Thieves were everywhere. I could feel it.
The Bridge dinner raised funds for Philadelphia’s Archaeological Society—a cause which antiquarian lovers and rare-book collectors tended to flock to. Our source had directed us here, said they’d be all too happy to cut a deal involving something tiny and gorgeous they’d recently come into. Legally, they were sure to clarify.
Codex knew that to be highly inaccurate. It was a third edition of Lewis Carrol’s Alice’s Adventures in Wonderland, and a trio of thieves had stolen it from the Central Park Rare Manuscript Library just last week.

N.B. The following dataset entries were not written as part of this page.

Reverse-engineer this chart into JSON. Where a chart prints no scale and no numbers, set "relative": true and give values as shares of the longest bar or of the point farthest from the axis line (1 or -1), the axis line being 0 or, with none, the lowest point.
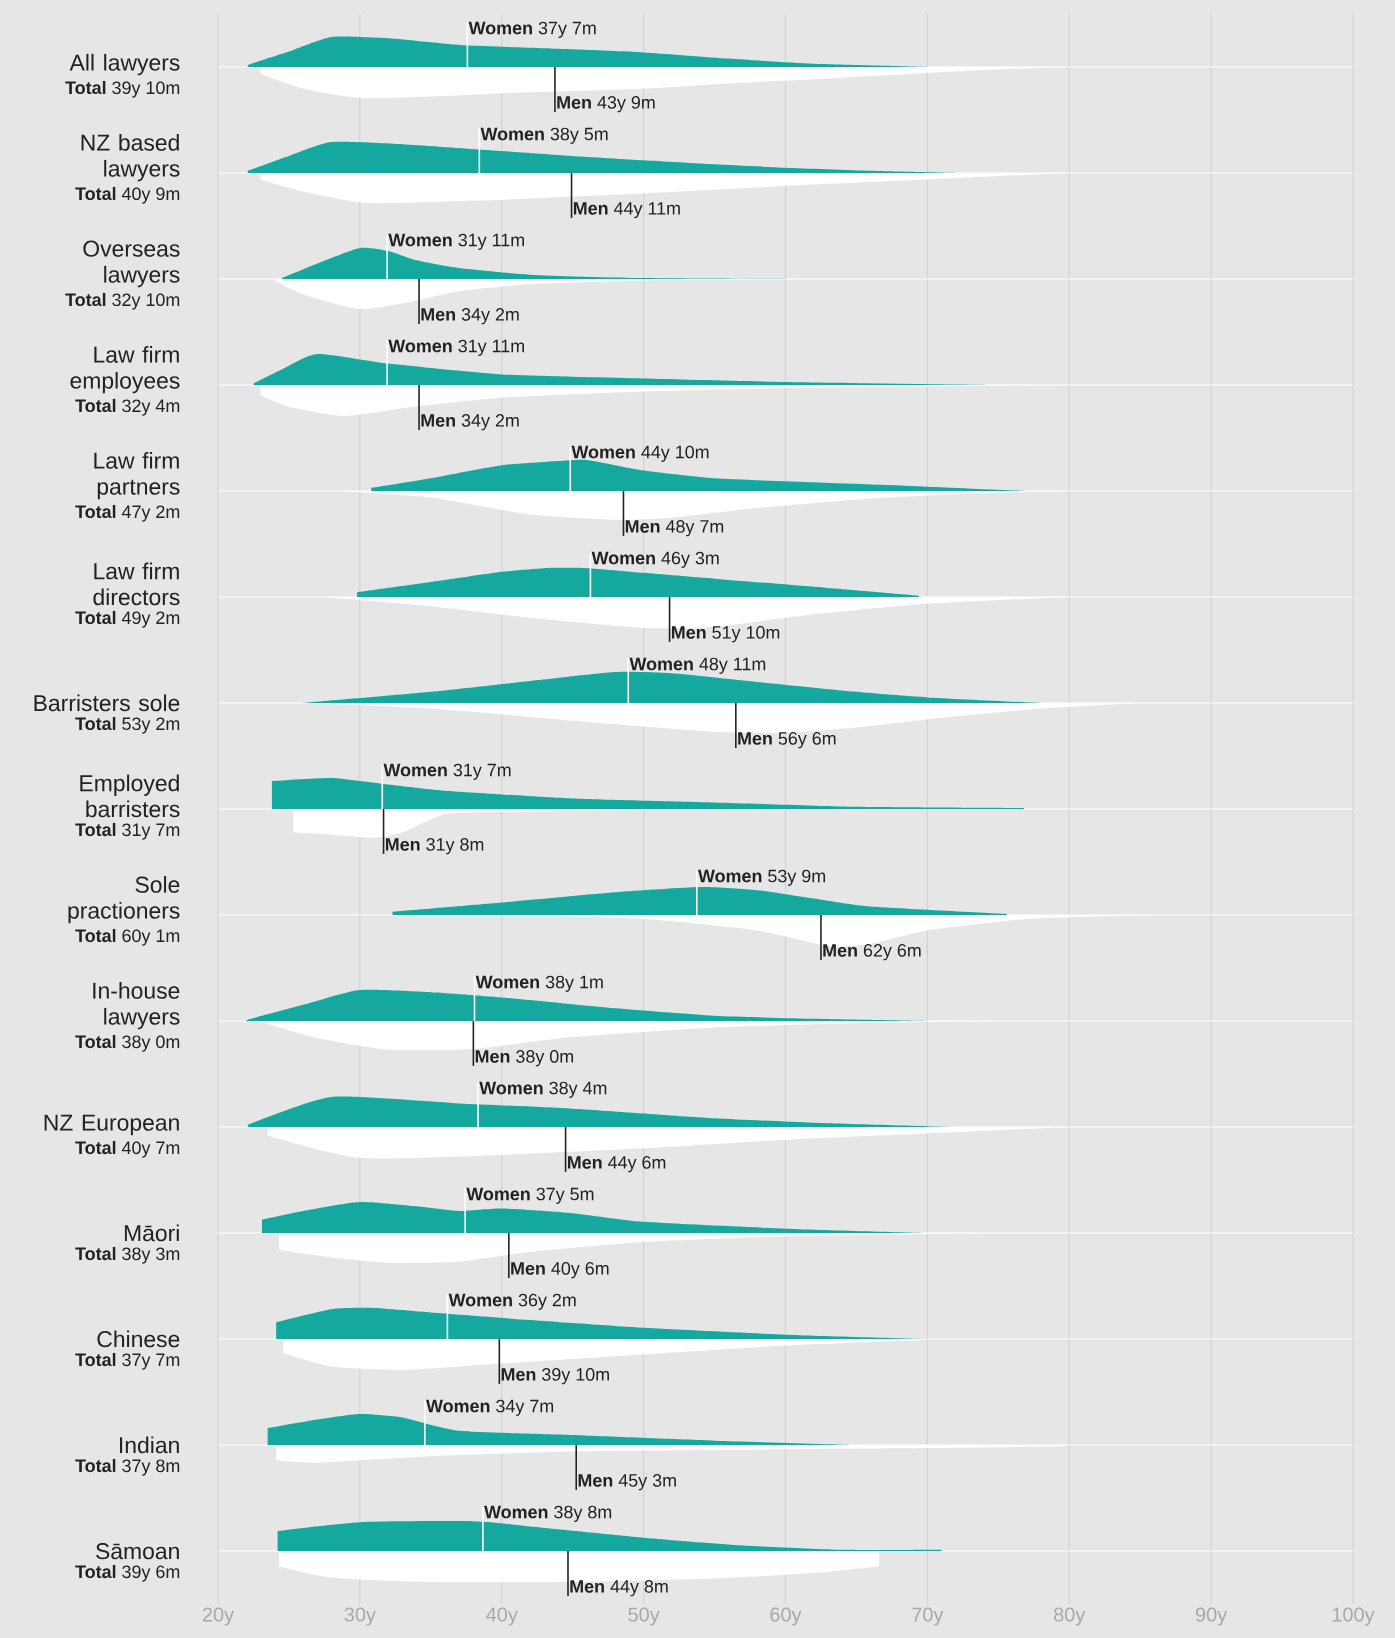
{
  "chart_data": [
    {
      "type": "area",
      "title": "All lawyers",
      "subtitle": "**Total** 39y 10m",
      "relative": true,
      "xlim": [
        20,
        100
      ],
      "xticks": [
        20,
        30,
        40,
        50,
        60,
        70,
        80,
        90,
        100
      ],
      "grid": "x",
      "tick_labels": false,
      "series": [
        {
          "color": "#14a89e",
          "x": [
            22.1,
            25,
            28,
            32,
            37.5,
            45,
            50,
            56,
            62,
            70
          ],
          "values": [
            0.07,
            0.5,
            0.97,
            0.93,
            0.7,
            0.57,
            0.47,
            0.27,
            0.1,
            0
          ]
        },
        {
          "color": "#ffffff",
          "x": [
            23,
            26,
            30,
            35,
            41,
            50,
            56,
            62,
            67,
            73,
            80
          ],
          "values": [
            -0.23,
            -0.7,
            -1,
            -0.95,
            -0.83,
            -0.7,
            -0.53,
            -0.4,
            -0.27,
            -0.12,
            0
          ]
        }
      ],
      "ref_lines": [
        {
          "axis": "x",
          "value": 37.58,
          "label": "**Women** 37y 7m",
          "color": "#ffffff"
        },
        {
          "axis": "x",
          "value": 43.75,
          "label": "**Men** 43y 9m",
          "color": "#222222"
        }
      ]
    },
    {
      "type": "area",
      "title": "NZ based lawyers",
      "subtitle": "**Total** 40y 9m",
      "relative": true,
      "xlim": [
        20,
        100
      ],
      "xticks": [
        20,
        30,
        40,
        50,
        60,
        70,
        80,
        90,
        100
      ],
      "grid": "x",
      "tick_labels": false,
      "series": [
        {
          "color": "#14a89e",
          "x": [
            22.1,
            25,
            28,
            33,
            38.4,
            45,
            50,
            55,
            60,
            66,
            72
          ],
          "values": [
            0.07,
            0.55,
            1,
            0.93,
            0.76,
            0.55,
            0.41,
            0.28,
            0.17,
            0.07,
            0
          ]
        },
        {
          "color": "#ffffff",
          "x": [
            23,
            26,
            30.5,
            38,
            45,
            50,
            56,
            63,
            70,
            80
          ],
          "values": [
            -0.21,
            -0.6,
            -0.97,
            -0.9,
            -0.76,
            -0.66,
            -0.52,
            -0.35,
            -0.21,
            0
          ]
        }
      ],
      "ref_lines": [
        {
          "axis": "x",
          "value": 38.42,
          "label": "**Women** 38y 5m",
          "color": "#ffffff"
        },
        {
          "axis": "x",
          "value": 44.92,
          "label": "**Men** 44y 11m",
          "color": "#222222"
        }
      ]
    },
    {
      "type": "area",
      "title": "Overseas lawyers",
      "subtitle": "**Total** 32y 10m",
      "relative": true,
      "xlim": [
        20,
        100
      ],
      "xticks": [
        20,
        30,
        40,
        50,
        60,
        70,
        80,
        90,
        100
      ],
      "grid": "x",
      "tick_labels": false,
      "series": [
        {
          "color": "#14a89e",
          "x": [
            24.5,
            27,
            30,
            32,
            34,
            37,
            42,
            50,
            60
          ],
          "values": [
            0.03,
            0.5,
            1,
            0.9,
            0.6,
            0.35,
            0.14,
            0.03,
            0
          ]
        },
        {
          "color": "#ffffff",
          "x": [
            24,
            26,
            30,
            34,
            37,
            42,
            50,
            62
          ],
          "values": [
            -0.05,
            -0.5,
            -0.97,
            -0.7,
            -0.4,
            -0.17,
            -0.05,
            0
          ]
        }
      ],
      "ref_lines": [
        {
          "axis": "x",
          "value": 31.92,
          "label": "**Women** 31y 11m",
          "color": "#ffffff"
        },
        {
          "axis": "x",
          "value": 34.17,
          "label": "**Men** 34y 2m",
          "color": "#222222"
        }
      ]
    },
    {
      "type": "area",
      "title": "Law firm employees",
      "subtitle": "**Total** 32y 4m",
      "relative": true,
      "xlim": [
        20,
        100
      ],
      "xticks": [
        20,
        30,
        40,
        50,
        60,
        70,
        80,
        90,
        100
      ],
      "grid": "x",
      "tick_labels": false,
      "series": [
        {
          "color": "#14a89e",
          "x": [
            22.5,
            24.5,
            27,
            32,
            40,
            50,
            60,
            75
          ],
          "values": [
            0.05,
            0.5,
            1,
            0.69,
            0.34,
            0.21,
            0.1,
            0
          ]
        },
        {
          "color": "#ffffff",
          "x": [
            23,
            25,
            29,
            34,
            40,
            50,
            60,
            80
          ],
          "values": [
            -0.34,
            -0.7,
            -1,
            -0.69,
            -0.41,
            -0.21,
            -0.1,
            0
          ]
        }
      ],
      "ref_lines": [
        {
          "axis": "x",
          "value": 31.92,
          "label": "**Women** 31y 11m",
          "color": "#ffffff"
        },
        {
          "axis": "x",
          "value": 34.17,
          "label": "**Men** 34y 2m",
          "color": "#222222"
        }
      ]
    },
    {
      "type": "area",
      "title": "Law firm partners",
      "subtitle": "**Total** 47y 2m",
      "relative": true,
      "xlim": [
        20,
        100
      ],
      "xticks": [
        20,
        30,
        40,
        50,
        60,
        70,
        80,
        90,
        100
      ],
      "grid": "x",
      "tick_labels": false,
      "series": [
        {
          "color": "#14a89e",
          "x": [
            30.8,
            35,
            40,
            44,
            46,
            50,
            55,
            62,
            70,
            77
          ],
          "values": [
            0.1,
            0.41,
            0.83,
            0.97,
            1,
            0.66,
            0.41,
            0.28,
            0.14,
            0
          ]
        },
        {
          "color": "#ffffff",
          "x": [
            28.5,
            35,
            42,
            48,
            52,
            58,
            65,
            72,
            80
          ],
          "values": [
            0,
            -0.21,
            -0.76,
            -0.93,
            -0.86,
            -0.55,
            -0.28,
            -0.1,
            0
          ]
        }
      ],
      "ref_lines": [
        {
          "axis": "x",
          "value": 44.83,
          "label": "**Women** 44y 10m",
          "color": "#ffffff"
        },
        {
          "axis": "x",
          "value": 48.58,
          "label": "**Men** 48y 7m",
          "color": "#222222"
        }
      ]
    },
    {
      "type": "area",
      "title": "Law firm directors",
      "subtitle": "**Total** 49y 2m",
      "relative": true,
      "xlim": [
        20,
        100
      ],
      "xticks": [
        20,
        30,
        40,
        50,
        60,
        70,
        80,
        90,
        100
      ],
      "grid": "x",
      "tick_labels": false,
      "series": [
        {
          "color": "#14a89e",
          "x": [
            29.8,
            35,
            40,
            43,
            46,
            50,
            55,
            62,
            69.4
          ],
          "values": [
            0.15,
            0.48,
            0.81,
            0.93,
            0.93,
            0.78,
            0.59,
            0.33,
            0.04
          ]
        },
        {
          "color": "#ffffff",
          "x": [
            27.5,
            35,
            42,
            50,
            55,
            62,
            70,
            80
          ],
          "values": [
            0,
            -0.3,
            -0.67,
            -1,
            -0.96,
            -0.56,
            -0.22,
            0
          ]
        }
      ],
      "ref_lines": [
        {
          "axis": "x",
          "value": 46.25,
          "label": "**Women** 46y 3m",
          "color": "#ffffff"
        },
        {
          "axis": "x",
          "value": 51.83,
          "label": "**Men** 51y 10m",
          "color": "#222222"
        }
      ]
    },
    {
      "type": "area",
      "title": "Barristers sole",
      "subtitle": "**Total** 53y 2m",
      "relative": true,
      "xlim": [
        20,
        100
      ],
      "xticks": [
        20,
        30,
        40,
        50,
        60,
        70,
        80,
        90,
        100
      ],
      "grid": "x",
      "tick_labels": false,
      "series": [
        {
          "color": "#14a89e",
          "x": [
            26,
            35,
            42,
            48,
            52,
            58,
            65,
            70,
            78
          ],
          "values": [
            0,
            0.36,
            0.71,
            1,
            0.96,
            0.68,
            0.36,
            0.18,
            0
          ]
        },
        {
          "color": "#ffffff",
          "x": [
            26,
            35,
            45,
            55,
            60,
            65,
            72,
            78,
            85
          ],
          "values": [
            0,
            -0.18,
            -0.57,
            -0.93,
            -0.96,
            -0.79,
            -0.43,
            -0.18,
            0
          ]
        }
      ],
      "ref_lines": [
        {
          "axis": "x",
          "value": 48.92,
          "label": "**Women** 48y 11m",
          "color": "#ffffff"
        },
        {
          "axis": "x",
          "value": 56.5,
          "label": "**Men** 56y 6m",
          "color": "#222222"
        }
      ]
    },
    {
      "type": "area",
      "title": "Employed barristers",
      "subtitle": "**Total** 31y 7m",
      "relative": true,
      "xlim": [
        20,
        100
      ],
      "xticks": [
        20,
        30,
        40,
        50,
        60,
        70,
        80,
        90,
        100
      ],
      "grid": "x",
      "tick_labels": false,
      "series": [
        {
          "color": "#14a89e",
          "x": [
            23.8,
            28,
            32,
            36,
            45,
            55,
            65,
            76.8
          ],
          "values": [
            0.9,
            1,
            0.79,
            0.59,
            0.34,
            0.21,
            0.07,
            0.03
          ]
        },
        {
          "color": "#ffffff",
          "x": [
            25.3,
            28,
            31,
            33,
            36,
            40,
            50,
            62
          ],
          "values": [
            -0.76,
            -0.83,
            -0.93,
            -0.76,
            -0.17,
            -0.1,
            -0.03,
            0
          ]
        }
      ],
      "ref_lines": [
        {
          "axis": "x",
          "value": 31.58,
          "label": "**Women** 31y 7m",
          "color": "#ffffff"
        },
        {
          "axis": "x",
          "value": 31.67,
          "label": "**Men** 31y 8m",
          "color": "#222222"
        }
      ]
    },
    {
      "type": "area",
      "title": "Sole practioners",
      "subtitle": "**Total** 60y 1m",
      "relative": true,
      "xlim": [
        20,
        100
      ],
      "xticks": [
        20,
        30,
        40,
        50,
        60,
        70,
        80,
        90,
        100
      ],
      "grid": "x",
      "tick_labels": false,
      "series": [
        {
          "color": "#14a89e",
          "x": [
            32.3,
            40,
            48,
            54,
            58,
            62,
            66,
            75.6
          ],
          "values": [
            0.1,
            0.4,
            0.73,
            0.9,
            0.8,
            0.53,
            0.27,
            0.03
          ]
        },
        {
          "color": "#ffffff",
          "x": [
            40,
            50,
            58,
            63,
            66,
            70,
            77,
            86
          ],
          "values": [
            0,
            -0.13,
            -0.5,
            -1,
            -0.93,
            -0.5,
            -0.13,
            0
          ]
        }
      ],
      "ref_lines": [
        {
          "axis": "x",
          "value": 53.75,
          "label": "**Women** 53y 9m",
          "color": "#ffffff"
        },
        {
          "axis": "x",
          "value": 62.5,
          "label": "**Men** 62y 6m",
          "color": "#222222"
        }
      ]
    },
    {
      "type": "area",
      "title": "In-house lawyers",
      "subtitle": "**Total** 38y 0m",
      "relative": true,
      "xlim": [
        20,
        100
      ],
      "xticks": [
        20,
        30,
        40,
        50,
        60,
        70,
        80,
        90,
        100
      ],
      "grid": "x",
      "tick_labels": false,
      "series": [
        {
          "color": "#14a89e",
          "x": [
            22,
            26,
            30,
            35,
            40,
            48,
            55,
            62,
            70
          ],
          "values": [
            0.03,
            0.52,
            1,
            0.93,
            0.76,
            0.41,
            0.17,
            0.07,
            0
          ]
        },
        {
          "color": "#ffffff",
          "x": [
            23.5,
            27,
            32,
            38,
            45,
            55,
            65,
            75
          ],
          "values": [
            -0.1,
            -0.55,
            -0.93,
            -0.9,
            -0.52,
            -0.21,
            -0.07,
            0
          ]
        }
      ],
      "ref_lines": [
        {
          "axis": "x",
          "value": 38.08,
          "label": "**Women** 38y 1m",
          "color": "#ffffff"
        },
        {
          "axis": "x",
          "value": 38.0,
          "label": "**Men** 38y 0m",
          "color": "#222222"
        }
      ]
    },
    {
      "type": "area",
      "title": "NZ European",
      "subtitle": "**Total** 40y 7m",
      "relative": true,
      "xlim": [
        20,
        100
      ],
      "xticks": [
        20,
        30,
        40,
        50,
        60,
        70,
        80,
        90,
        100
      ],
      "grid": "x",
      "tick_labels": false,
      "series": [
        {
          "color": "#14a89e",
          "x": [
            22.1,
            28,
            37,
            45,
            55,
            62,
            72
          ],
          "values": [
            0.07,
            0.97,
            0.76,
            0.59,
            0.28,
            0.14,
            0
          ]
        },
        {
          "color": "#ffffff",
          "x": [
            23.5,
            30,
            40,
            50,
            60,
            70,
            80
          ],
          "values": [
            -0.28,
            -1,
            -0.9,
            -0.69,
            -0.41,
            -0.21,
            0
          ]
        }
      ],
      "ref_lines": [
        {
          "axis": "x",
          "value": 38.33,
          "label": "**Women** 38y 4m",
          "color": "#ffffff"
        },
        {
          "axis": "x",
          "value": 44.5,
          "label": "**Men** 44y 6m",
          "color": "#222222"
        }
      ]
    },
    {
      "type": "area",
      "title": "Māori",
      "subtitle": "**Total** 38y 3m",
      "relative": true,
      "xlim": [
        20,
        100
      ],
      "xticks": [
        20,
        30,
        40,
        50,
        60,
        70,
        80,
        90,
        100
      ],
      "grid": "x",
      "tick_labels": false,
      "series": [
        {
          "color": "#14a89e",
          "x": [
            23.1,
            26,
            30,
            34,
            37,
            40,
            45,
            50,
            60,
            70
          ],
          "values": [
            0.43,
            0.71,
            1,
            0.86,
            0.71,
            0.79,
            0.64,
            0.36,
            0.14,
            0
          ]
        },
        {
          "color": "#ffffff",
          "x": [
            24.3,
            28,
            32,
            37,
            42,
            50,
            60,
            75
          ],
          "values": [
            -0.54,
            -0.79,
            -0.96,
            -0.93,
            -0.61,
            -0.29,
            -0.11,
            0
          ]
        }
      ],
      "ref_lines": [
        {
          "axis": "x",
          "value": 37.42,
          "label": "**Women** 37y 5m",
          "color": "#ffffff"
        },
        {
          "axis": "x",
          "value": 40.5,
          "label": "**Men** 40y 6m",
          "color": "#222222"
        }
      ]
    },
    {
      "type": "area",
      "title": "Chinese",
      "subtitle": "**Total** 37y 7m",
      "relative": true,
      "xlim": [
        20,
        100
      ],
      "xticks": [
        20,
        30,
        40,
        50,
        60,
        70,
        80,
        90,
        100
      ],
      "grid": "x",
      "tick_labels": false,
      "series": [
        {
          "color": "#14a89e",
          "x": [
            24.1,
            28,
            31,
            36,
            42,
            50,
            60,
            70
          ],
          "values": [
            0.54,
            0.96,
            1,
            0.82,
            0.61,
            0.36,
            0.14,
            0
          ]
        },
        {
          "color": "#ffffff",
          "x": [
            24.6,
            28,
            33,
            40,
            50,
            60,
            69.5
          ],
          "values": [
            -0.46,
            -0.89,
            -1,
            -0.79,
            -0.5,
            -0.21,
            -0.04
          ]
        }
      ],
      "ref_lines": [
        {
          "axis": "x",
          "value": 36.17,
          "label": "**Women** 36y 2m",
          "color": "#ffffff"
        },
        {
          "axis": "x",
          "value": 39.83,
          "label": "**Men** 39y 10m",
          "color": "#222222"
        }
      ]
    },
    {
      "type": "area",
      "title": "Indian",
      "subtitle": "**Total** 37y 8m",
      "relative": true,
      "xlim": [
        20,
        100
      ],
      "xticks": [
        20,
        30,
        40,
        50,
        60,
        70,
        80,
        90,
        100
      ],
      "grid": "x",
      "tick_labels": false,
      "series": [
        {
          "color": "#14a89e",
          "x": [
            23.5,
            27,
            30,
            33,
            37,
            45,
            55,
            65
          ],
          "values": [
            0.54,
            0.82,
            1,
            0.89,
            0.46,
            0.32,
            0.14,
            0
          ]
        },
        {
          "color": "#ffffff",
          "x": [
            24.1,
            27,
            35,
            45,
            60,
            70,
            79.8
          ],
          "values": [
            -0.5,
            -0.57,
            -0.36,
            -0.21,
            -0.14,
            -0.1,
            -0.04
          ]
        }
      ],
      "ref_lines": [
        {
          "axis": "x",
          "value": 34.58,
          "label": "**Women** 34y 7m",
          "color": "#ffffff"
        },
        {
          "axis": "x",
          "value": 45.25,
          "label": "**Men** 45y 3m",
          "color": "#222222"
        }
      ]
    },
    {
      "type": "area",
      "title": "Sāmoan",
      "subtitle": "**Total** 39y 6m",
      "relative": true,
      "xlim": [
        20,
        100
      ],
      "xticks": [
        {
          "value": 20,
          "label": "20y"
        },
        {
          "value": 30,
          "label": "30y"
        },
        {
          "value": 40,
          "label": "40y"
        },
        {
          "value": 50,
          "label": "50y"
        },
        {
          "value": 60,
          "label": "60y"
        },
        {
          "value": 70,
          "label": "70y"
        },
        {
          "value": 80,
          "label": "80y"
        },
        {
          "value": 90,
          "label": "90y"
        },
        {
          "value": 100,
          "label": "100y"
        }
      ],
      "grid": "x",
      "tick_labels": "x",
      "series": [
        {
          "color": "#14a89e",
          "x": [
            24.2,
            30,
            38,
            42,
            50,
            57,
            64,
            71
          ],
          "values": [
            0.64,
            0.93,
            0.96,
            0.79,
            0.43,
            0.18,
            0.04,
            0.04
          ]
        },
        {
          "color": "#ffffff",
          "x": [
            24.3,
            28,
            35,
            45,
            55,
            62,
            66.6
          ],
          "values": [
            -0.5,
            -0.86,
            -1,
            -1,
            -0.89,
            -0.71,
            -0.5
          ]
        }
      ],
      "ref_lines": [
        {
          "axis": "x",
          "value": 38.67,
          "label": "**Women** 38y 8m",
          "color": "#ffffff"
        },
        {
          "axis": "x",
          "value": 44.67,
          "label": "**Men** 44y 8m",
          "color": "#222222"
        }
      ]
    }
  ]
}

Bring one hundred grand in a paper bag tonight and it’s yours were the instructions that Freya had received. Abe had smirked, sensing an easy win and a lot of cash. Because it meant the trio of thieves were more likely opportunistic college students who had seen Ocean’s Eleven one too many times.
And after a night of dancing and drinks as the Thornhills, we’d finally snagged our guy.
And he was, clearly, a college student in his early twenties named Carl.
“So how often do you visit Reichenbach Falls, Carl?” I asked, sipping my drink.
Henry was stroking his fingers in a circular pattern around my knee.
“Oh, uh…all the fucking time,” Carl drawled. He looked briefly flustered, but then recovered. “Basically every day.”
“Interesting,” Henry said. His thumb roamed the back of my thigh. “My wife and I don’t visit as much as you, but we’re always happy to meet fellow travelers.”
“Oh, that’s right, you’re married,” Carl said—although he said married as one might say aliens from outer space. “Gnarly.”
Henry chuckled into his drink, and it wasn’t feigned at all. “That’s what I said during our vows.”
Carl narrowed his eyes, as if trying to figure out if we were making fun of him. But then he grinned, flagged down another beer. I covertly checked Henry’s watch and knew Dorran was probably waiting for us.